Monday, March 21, 2011
Lupe Fiasco still keeping his cool on Lasers
Hip-hoppers who have tired of the lack of depth and materialism seen commonly in mainstream rap praised Lupe for his organic approach and for speaking on subjects people could connect with.
Now he's looking to ratchet his stock up even farther with the release of his third album, Lasers. But how does it stack up?
Lupe's latest is solid but suffers from a bit of inconsistency. The word about this album pre-release was that it has a much more commercial sound than Lupe's first two albums, and after having heard Lasers in its entirety I can say that assessment isn't far off the mark. The beats on this album tend to be hit or miss.
"I Don't Wanna Care Right Now" and "Break the Chain" feature all out club/rave beats that sound like they could have been snagged straight off the latest lame Greatest DJ Dance Hits Vol. 17.
As far as Lupe's emcee skills, I can say this: as somenoe listening to Lupe for the first time he's certainly a competent rapper who can deliver a repectable flow but he's not elite. His voice has a twang to it that annoys me sometimes.

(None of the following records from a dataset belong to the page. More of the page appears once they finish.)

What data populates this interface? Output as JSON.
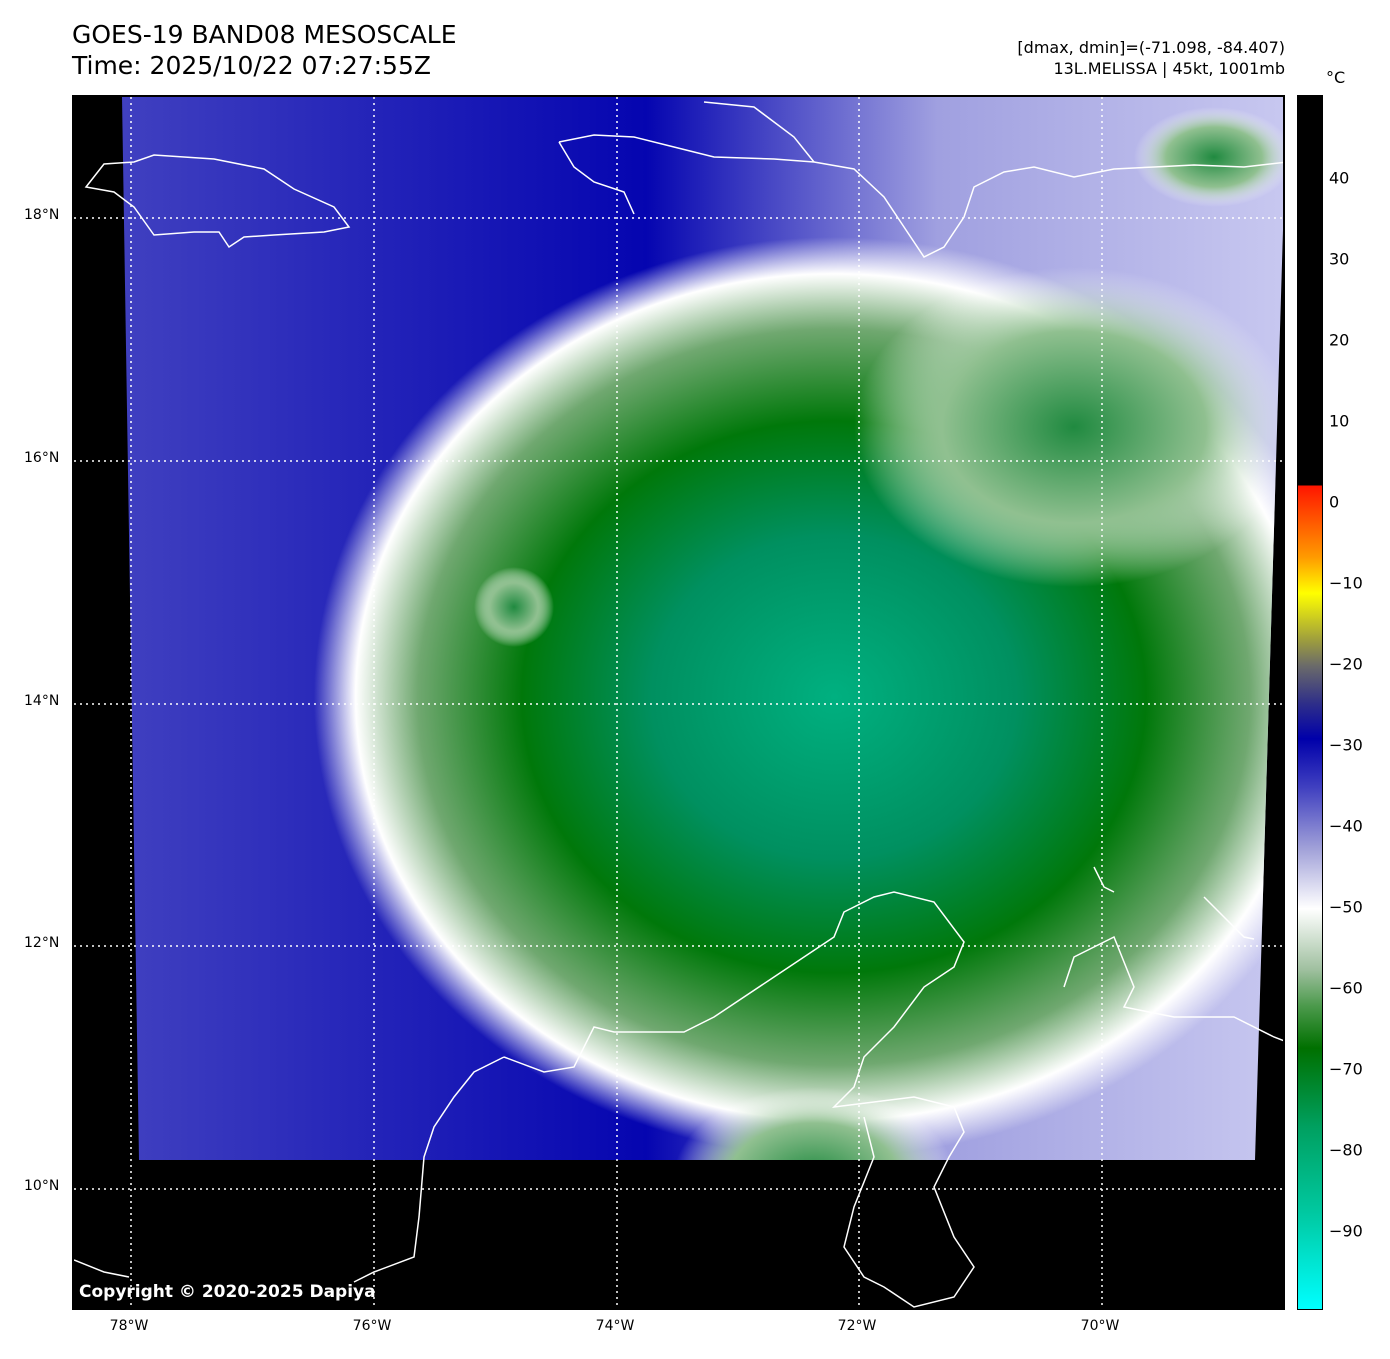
{
  "header": {
    "title": "GOES-19 BAND08 MESOSCALE",
    "time": "Time: 2025/10/22 07:27:55Z",
    "range": "[dmax, dmin]=(-71.098, -84.407)",
    "storm": "13L.MELISSA | 45kt, 1001mb"
  },
  "map": {
    "copyright": "Copyright © 2020-2025 Dapiya",
    "lat_labels": [
      "18°N",
      "16°N",
      "14°N",
      "12°N",
      "10°N"
    ],
    "lon_labels": [
      "78°W",
      "76°W",
      "74°W",
      "72°W",
      "70°W"
    ]
  },
  "colorbar": {
    "unit": "°C",
    "ticks": [
      "40",
      "30",
      "20",
      "10",
      "0",
      "−10",
      "−20",
      "−30",
      "−40",
      "−50",
      "−60",
      "−70",
      "−80",
      "−90"
    ],
    "colors": {
      "warm": "#ff1500",
      "yellow": "#ffff00",
      "cold_blue": "#0000aa",
      "white": "#ffffff",
      "green": "#007000",
      "cyan": "#00ffff"
    }
  }
}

The good news is that Lupe's writing skills are still top notch. "Words I Never Said" sees Lupe examing the country's social and political ills while Skylar Grey drops a breathtaking chorus hook. This is easily the standout track of the album.
"Til I Get There" features some of the album's most clever and witty wordplay while "State Run Radio" and "The Show Goes On" touch on themes dealing with inner city issues and offer messages of hope to those who are held back by circumstances.
I'm also quite fond of "Never Forget You," which sees John Legend laying down a soulful hook, while Lupe drops a 2Pac-ian type flow on "Coming Up."
The most interesting piece, at least lyrically, is "All Black Everything," which imagines a world in which the people of Africa never left the continent and slavery in American history never took place.
It's an interesting premise, but some of the situations Lupe dreams up are a little over the top. In Fiasco's alternate universe, Bill O' Reilly and George Bush are born in Iran, Ahdimenjad wins the Mandela Peace Prize, (that's right, the Mandela peace prize) and 50 Cent is a white rapper. Hey Lupe, does he still get shot nine times?
But he takes his hypothetical and turns it into a call to continue to improve race relations down the road:
"And I know it’s just a fantasy
I cordially invite you to ask why can’t it be?
Now we can do nothing bout the past
But we can do something about the future that we have"
Now, for what I didn't like. The chorus hook on "The Show Goes On" is a blatant rip off of Modest Mouse's "Float On," with the overall melody and even some of the lyrics being the same.
I guess Lupe figures most rap fans don't listen to Modest Mouse. He's probably right. But fortunately, you have multi-faceted music fans like me who can call you out on it. Try harder next time, Lupe.
I also want to pick on one of the guest singers in particular. On several tracks, Lupe is joined by a little known R&B singer/rapper whose stage name is taken from the active chemical ingredient in ecstasy.
You'd be best off avoiding both. His unoriginal, generic, awash in autotune vocals really add nothing to the album. And it seems like he pops up on almost every track. After listening to this album you're going to need to call an ambulance, cause you're going to get an overdose of MDMA.
So it's about time to wrap this up. With Lasers, Lupe Fiasco continues to cement himself as one of the finest writers not just in today's hip-hop scene, but in the current music scene period.
Musically and beatwise I think the album loses a few points. Still, Lupe fans should find much to like with Lasers, although there's a good chance this may not replace his two previous albums as your favorite.